All the resulting significant differences found on the proteomic study were further analyzed using QIAGEN’s Ingenuity® Pathway Analysis (IPA) (QIAGEN Redwood City, www.qiagen.com/ingenuity) software, to identify and study differentially activated/deactivated pathways. This software comprises curated information from databases of experimental and predictive origin, enabling discovery of highly represented functions, pathways, and interaction networks. The IPA comparison analysis considers the signaling pathway rank according to the calculated p-value and reports it hierarchically. The software generates significance values (p-values) between each biological or molecular event and the imported molecules based on the Fisher’s exact test (p ≤ 0.05).

4.7. Western-Blotting

Equal amounts of protein (10 μg) were resolved in 4–15% or 10–20% Criterion™ TGX Stain-Free™ Protein Gels (Bio-Rad, Hercules, CA, USA) (depending on the molecular weight of the target). Electrophoresis separated proteins were transferred into nitrocellulose membranes using Trans-Blot Turbo (Bio-Rad, Hercules, CA, USA) for 7 min at 2.5 A constant, up to 25 V. Equal loading of the gels was assessed by stain free digitalization for the experiments to validate changes detected in the proteomic study.

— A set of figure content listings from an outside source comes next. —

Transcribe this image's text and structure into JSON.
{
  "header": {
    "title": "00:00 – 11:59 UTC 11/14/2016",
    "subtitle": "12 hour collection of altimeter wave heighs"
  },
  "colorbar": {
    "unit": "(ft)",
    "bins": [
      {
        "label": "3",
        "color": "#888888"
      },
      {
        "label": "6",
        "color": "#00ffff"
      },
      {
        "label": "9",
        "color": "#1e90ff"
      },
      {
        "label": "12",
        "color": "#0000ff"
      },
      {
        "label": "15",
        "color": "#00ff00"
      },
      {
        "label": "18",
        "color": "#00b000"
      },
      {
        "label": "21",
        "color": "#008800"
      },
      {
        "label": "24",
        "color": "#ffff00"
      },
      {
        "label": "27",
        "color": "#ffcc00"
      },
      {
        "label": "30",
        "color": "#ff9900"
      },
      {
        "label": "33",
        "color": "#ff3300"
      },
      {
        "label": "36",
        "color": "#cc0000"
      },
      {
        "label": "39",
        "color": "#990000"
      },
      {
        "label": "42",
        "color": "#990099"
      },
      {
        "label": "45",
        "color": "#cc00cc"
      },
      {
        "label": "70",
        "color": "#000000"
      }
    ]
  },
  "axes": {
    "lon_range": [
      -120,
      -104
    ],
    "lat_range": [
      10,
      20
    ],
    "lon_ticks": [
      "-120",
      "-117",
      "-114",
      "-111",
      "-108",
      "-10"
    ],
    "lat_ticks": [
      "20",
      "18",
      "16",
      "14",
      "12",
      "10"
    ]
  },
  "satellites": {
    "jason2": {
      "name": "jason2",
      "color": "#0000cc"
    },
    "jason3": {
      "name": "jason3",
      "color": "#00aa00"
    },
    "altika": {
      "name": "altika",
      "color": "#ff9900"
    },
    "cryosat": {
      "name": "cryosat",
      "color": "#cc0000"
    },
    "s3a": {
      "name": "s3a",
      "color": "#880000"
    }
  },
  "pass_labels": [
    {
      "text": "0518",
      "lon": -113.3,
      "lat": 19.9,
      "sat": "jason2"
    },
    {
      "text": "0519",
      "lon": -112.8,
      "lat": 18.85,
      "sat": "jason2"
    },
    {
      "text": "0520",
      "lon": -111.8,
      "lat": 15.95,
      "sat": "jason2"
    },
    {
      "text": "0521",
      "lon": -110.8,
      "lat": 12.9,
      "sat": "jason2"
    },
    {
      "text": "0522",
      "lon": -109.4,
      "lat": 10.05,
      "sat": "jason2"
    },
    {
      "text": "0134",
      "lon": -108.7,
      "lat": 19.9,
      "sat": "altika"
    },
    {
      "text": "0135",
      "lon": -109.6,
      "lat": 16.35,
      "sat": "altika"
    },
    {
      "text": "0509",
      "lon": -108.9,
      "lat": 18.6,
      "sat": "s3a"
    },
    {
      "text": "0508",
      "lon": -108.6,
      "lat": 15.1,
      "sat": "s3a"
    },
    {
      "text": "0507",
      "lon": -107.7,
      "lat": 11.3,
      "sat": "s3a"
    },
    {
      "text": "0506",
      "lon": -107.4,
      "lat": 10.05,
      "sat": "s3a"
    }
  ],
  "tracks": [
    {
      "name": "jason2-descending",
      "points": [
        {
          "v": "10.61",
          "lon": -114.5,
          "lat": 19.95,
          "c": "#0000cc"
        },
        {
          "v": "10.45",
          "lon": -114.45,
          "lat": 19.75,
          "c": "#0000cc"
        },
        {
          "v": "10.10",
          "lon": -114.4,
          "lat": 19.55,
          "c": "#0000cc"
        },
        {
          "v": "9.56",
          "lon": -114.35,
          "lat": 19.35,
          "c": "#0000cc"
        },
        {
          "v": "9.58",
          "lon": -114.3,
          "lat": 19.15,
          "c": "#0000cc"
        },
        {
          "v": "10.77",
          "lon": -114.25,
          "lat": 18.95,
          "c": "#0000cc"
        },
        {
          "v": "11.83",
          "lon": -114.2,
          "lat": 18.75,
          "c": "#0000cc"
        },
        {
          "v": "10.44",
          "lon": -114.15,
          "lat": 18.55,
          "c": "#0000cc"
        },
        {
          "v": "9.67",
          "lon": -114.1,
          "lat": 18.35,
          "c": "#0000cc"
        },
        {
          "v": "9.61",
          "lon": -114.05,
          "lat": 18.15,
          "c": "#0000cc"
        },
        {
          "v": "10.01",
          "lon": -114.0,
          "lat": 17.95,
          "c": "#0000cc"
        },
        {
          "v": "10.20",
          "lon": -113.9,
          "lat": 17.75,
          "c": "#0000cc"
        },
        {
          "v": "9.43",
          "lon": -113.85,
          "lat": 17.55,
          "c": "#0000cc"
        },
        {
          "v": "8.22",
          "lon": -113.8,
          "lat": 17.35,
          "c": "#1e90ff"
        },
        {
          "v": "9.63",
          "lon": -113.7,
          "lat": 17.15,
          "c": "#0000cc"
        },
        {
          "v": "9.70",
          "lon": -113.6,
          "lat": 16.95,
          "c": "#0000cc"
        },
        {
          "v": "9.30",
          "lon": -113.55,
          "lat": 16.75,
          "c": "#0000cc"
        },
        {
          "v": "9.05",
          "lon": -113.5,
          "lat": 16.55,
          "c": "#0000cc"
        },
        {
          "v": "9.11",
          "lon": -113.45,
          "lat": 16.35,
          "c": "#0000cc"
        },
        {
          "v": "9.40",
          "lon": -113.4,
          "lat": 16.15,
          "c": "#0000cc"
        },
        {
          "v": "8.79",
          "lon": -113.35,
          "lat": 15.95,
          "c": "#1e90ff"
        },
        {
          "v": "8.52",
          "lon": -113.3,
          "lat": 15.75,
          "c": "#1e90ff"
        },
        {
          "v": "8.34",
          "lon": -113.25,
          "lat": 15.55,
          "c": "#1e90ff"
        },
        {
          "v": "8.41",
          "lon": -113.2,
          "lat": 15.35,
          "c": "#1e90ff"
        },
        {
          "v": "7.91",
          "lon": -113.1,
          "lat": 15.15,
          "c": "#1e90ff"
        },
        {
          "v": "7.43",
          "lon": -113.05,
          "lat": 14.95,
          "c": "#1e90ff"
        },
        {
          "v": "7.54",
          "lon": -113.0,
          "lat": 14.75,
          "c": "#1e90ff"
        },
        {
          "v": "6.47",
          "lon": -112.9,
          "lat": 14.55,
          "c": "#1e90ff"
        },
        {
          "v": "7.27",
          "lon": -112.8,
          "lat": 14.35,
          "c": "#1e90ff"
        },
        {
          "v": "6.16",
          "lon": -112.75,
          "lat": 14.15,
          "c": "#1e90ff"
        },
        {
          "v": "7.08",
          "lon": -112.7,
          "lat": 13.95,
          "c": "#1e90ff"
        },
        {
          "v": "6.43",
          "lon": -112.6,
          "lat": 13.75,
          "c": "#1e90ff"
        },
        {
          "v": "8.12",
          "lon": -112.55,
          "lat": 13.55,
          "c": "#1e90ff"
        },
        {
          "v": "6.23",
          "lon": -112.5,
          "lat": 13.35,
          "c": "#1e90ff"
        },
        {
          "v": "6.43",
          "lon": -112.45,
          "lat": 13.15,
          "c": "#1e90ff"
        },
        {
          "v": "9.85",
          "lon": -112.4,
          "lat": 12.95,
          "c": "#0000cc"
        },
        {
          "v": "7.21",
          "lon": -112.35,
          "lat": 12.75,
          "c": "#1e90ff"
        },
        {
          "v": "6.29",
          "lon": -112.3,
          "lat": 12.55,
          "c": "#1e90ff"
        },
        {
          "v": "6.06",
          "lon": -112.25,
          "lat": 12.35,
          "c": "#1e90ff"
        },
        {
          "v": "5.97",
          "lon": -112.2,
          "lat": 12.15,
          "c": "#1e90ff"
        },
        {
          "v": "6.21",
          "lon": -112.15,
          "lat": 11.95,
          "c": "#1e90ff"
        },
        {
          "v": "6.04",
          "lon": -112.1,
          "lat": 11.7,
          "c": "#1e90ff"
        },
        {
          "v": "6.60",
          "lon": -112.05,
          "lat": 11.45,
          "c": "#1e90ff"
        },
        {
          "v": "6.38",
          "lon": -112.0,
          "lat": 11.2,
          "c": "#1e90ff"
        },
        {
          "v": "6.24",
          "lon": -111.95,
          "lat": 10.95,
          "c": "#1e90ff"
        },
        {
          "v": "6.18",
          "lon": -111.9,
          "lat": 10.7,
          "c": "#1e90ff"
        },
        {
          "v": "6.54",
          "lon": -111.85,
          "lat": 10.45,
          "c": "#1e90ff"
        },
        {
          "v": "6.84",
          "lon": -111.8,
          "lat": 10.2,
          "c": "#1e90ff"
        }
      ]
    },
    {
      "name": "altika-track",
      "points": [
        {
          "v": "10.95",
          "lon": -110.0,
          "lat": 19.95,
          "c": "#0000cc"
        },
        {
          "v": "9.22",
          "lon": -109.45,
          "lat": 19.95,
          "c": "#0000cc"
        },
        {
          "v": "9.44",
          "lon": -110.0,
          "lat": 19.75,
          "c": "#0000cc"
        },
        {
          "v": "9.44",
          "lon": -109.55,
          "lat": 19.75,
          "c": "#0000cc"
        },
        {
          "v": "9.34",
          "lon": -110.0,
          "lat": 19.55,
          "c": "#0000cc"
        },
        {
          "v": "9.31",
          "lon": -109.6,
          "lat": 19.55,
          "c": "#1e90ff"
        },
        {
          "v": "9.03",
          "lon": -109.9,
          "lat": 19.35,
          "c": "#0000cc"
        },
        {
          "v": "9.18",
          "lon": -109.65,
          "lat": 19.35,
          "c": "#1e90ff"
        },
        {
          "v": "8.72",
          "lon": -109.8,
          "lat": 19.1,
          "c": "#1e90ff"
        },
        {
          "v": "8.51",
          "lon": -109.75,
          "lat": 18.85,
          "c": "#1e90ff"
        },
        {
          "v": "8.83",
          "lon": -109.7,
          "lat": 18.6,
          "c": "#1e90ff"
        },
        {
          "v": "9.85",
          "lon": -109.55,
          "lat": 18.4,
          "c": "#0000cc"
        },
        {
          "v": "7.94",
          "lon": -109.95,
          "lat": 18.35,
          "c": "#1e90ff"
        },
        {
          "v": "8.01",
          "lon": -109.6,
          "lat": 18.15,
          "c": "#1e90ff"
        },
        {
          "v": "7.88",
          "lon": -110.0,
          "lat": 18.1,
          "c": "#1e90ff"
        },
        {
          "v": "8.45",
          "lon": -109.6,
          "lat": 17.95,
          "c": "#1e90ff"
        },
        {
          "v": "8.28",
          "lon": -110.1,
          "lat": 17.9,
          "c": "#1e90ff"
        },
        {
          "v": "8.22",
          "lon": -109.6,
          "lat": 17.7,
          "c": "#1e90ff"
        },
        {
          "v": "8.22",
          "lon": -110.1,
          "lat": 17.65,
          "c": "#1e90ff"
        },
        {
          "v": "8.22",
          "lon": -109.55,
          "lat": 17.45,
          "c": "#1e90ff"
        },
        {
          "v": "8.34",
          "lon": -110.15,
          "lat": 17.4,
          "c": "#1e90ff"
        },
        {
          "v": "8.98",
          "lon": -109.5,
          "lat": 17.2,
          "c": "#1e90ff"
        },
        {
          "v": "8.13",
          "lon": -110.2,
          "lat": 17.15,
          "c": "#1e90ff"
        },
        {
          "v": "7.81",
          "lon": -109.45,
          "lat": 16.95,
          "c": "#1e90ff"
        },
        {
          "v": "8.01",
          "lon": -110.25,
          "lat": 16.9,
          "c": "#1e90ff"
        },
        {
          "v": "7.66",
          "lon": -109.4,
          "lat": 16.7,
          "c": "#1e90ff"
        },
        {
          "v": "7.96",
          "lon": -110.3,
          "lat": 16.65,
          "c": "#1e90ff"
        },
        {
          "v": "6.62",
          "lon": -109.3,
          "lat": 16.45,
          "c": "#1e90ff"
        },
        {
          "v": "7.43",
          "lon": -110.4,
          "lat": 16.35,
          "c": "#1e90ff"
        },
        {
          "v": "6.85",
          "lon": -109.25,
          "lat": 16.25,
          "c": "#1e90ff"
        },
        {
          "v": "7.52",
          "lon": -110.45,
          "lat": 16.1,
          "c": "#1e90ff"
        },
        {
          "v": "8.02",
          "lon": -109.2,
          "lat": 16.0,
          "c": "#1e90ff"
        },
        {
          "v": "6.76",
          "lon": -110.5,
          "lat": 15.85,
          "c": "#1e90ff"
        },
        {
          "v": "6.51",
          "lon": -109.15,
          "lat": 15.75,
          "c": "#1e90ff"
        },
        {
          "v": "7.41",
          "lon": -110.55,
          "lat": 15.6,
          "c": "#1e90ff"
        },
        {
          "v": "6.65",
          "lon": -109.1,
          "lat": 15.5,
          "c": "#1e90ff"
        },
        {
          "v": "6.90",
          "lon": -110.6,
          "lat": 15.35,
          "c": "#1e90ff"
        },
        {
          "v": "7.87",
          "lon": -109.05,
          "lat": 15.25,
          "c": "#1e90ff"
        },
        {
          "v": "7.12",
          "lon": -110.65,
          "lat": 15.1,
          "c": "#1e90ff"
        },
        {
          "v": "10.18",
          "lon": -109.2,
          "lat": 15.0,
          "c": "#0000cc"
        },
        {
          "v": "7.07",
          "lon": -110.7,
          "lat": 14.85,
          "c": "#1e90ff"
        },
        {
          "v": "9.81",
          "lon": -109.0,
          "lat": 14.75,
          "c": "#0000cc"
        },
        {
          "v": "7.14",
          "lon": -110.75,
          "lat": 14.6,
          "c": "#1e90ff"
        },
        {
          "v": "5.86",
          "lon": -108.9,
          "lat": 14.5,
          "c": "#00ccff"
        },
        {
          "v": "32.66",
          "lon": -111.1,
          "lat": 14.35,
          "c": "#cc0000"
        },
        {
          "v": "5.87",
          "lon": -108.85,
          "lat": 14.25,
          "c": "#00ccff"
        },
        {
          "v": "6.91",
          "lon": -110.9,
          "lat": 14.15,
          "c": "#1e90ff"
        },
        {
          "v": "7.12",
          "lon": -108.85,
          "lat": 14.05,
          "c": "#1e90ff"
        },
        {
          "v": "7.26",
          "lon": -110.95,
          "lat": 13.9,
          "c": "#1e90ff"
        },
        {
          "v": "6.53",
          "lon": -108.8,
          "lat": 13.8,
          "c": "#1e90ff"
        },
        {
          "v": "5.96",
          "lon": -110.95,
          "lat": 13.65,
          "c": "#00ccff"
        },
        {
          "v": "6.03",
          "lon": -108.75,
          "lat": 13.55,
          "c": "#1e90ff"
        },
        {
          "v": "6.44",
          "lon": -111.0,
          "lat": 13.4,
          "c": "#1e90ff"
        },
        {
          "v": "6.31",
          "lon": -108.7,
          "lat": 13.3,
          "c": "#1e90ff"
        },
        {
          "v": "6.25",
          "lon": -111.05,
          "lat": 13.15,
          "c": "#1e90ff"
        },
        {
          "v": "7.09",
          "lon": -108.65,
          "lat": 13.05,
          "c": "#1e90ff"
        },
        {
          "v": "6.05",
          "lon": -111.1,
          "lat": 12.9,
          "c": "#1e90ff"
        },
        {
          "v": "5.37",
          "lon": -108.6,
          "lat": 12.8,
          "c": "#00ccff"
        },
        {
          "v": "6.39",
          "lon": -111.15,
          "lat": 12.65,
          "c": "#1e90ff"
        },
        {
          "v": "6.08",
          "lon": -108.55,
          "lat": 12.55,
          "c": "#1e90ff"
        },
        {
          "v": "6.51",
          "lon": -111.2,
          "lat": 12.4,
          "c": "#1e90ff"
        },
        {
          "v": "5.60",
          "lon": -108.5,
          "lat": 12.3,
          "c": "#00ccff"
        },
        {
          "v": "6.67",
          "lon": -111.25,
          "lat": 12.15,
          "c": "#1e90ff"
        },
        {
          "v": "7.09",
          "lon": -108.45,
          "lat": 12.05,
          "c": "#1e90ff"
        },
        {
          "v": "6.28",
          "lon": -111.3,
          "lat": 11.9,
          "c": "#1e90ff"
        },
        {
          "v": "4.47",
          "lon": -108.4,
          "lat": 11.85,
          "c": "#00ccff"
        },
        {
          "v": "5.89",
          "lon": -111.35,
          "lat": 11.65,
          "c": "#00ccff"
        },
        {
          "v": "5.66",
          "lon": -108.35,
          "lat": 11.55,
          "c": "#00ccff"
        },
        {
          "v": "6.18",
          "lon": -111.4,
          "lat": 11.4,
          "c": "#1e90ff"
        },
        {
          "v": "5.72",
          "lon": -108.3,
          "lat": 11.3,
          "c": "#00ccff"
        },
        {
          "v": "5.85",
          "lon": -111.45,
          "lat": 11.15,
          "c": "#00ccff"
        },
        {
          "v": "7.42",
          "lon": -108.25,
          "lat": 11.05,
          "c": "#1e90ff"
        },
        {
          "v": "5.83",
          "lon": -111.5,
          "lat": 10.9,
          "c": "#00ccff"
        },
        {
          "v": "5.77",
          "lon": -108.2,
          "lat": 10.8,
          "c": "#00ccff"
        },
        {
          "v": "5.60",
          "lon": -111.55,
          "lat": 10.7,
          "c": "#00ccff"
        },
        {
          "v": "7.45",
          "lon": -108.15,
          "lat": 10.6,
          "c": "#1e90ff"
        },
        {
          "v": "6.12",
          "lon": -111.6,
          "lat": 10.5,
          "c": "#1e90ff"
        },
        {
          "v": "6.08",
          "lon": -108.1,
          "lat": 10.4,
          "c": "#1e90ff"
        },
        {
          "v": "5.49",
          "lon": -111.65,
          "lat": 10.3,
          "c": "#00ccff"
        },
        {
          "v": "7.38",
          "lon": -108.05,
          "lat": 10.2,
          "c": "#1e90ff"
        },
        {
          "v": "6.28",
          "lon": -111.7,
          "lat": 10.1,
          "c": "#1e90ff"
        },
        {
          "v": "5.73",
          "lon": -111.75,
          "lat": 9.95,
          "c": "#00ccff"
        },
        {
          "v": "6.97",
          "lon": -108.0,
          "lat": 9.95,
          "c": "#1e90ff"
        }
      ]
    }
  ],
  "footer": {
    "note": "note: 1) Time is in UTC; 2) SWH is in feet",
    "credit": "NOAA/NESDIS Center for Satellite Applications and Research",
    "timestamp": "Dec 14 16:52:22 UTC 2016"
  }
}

Membranes were probed with primary antibodies at 1:1000 or 1:100 dilution in 5% non-fat milk or bovine serum albumin (BSA) (Supplementary Table S3). After incubation with the appropriate horseradish peroxidase-conjugated secondary antibody, antibody binding was detected by a Chemidoc™ MP Imaging System (Bio-Rad, Hercules, CA, USA) after incubation with an enhanced chemiluminescence substrate (Perkin Elmer, Waltham, MA, USA). All Band intensities were measured with Image Lab Software Version 5.2 (Bio-Rad, Hercules, CA, USA). Optical density values were expressed as arbitrary units and were normalized to total stain in each lane.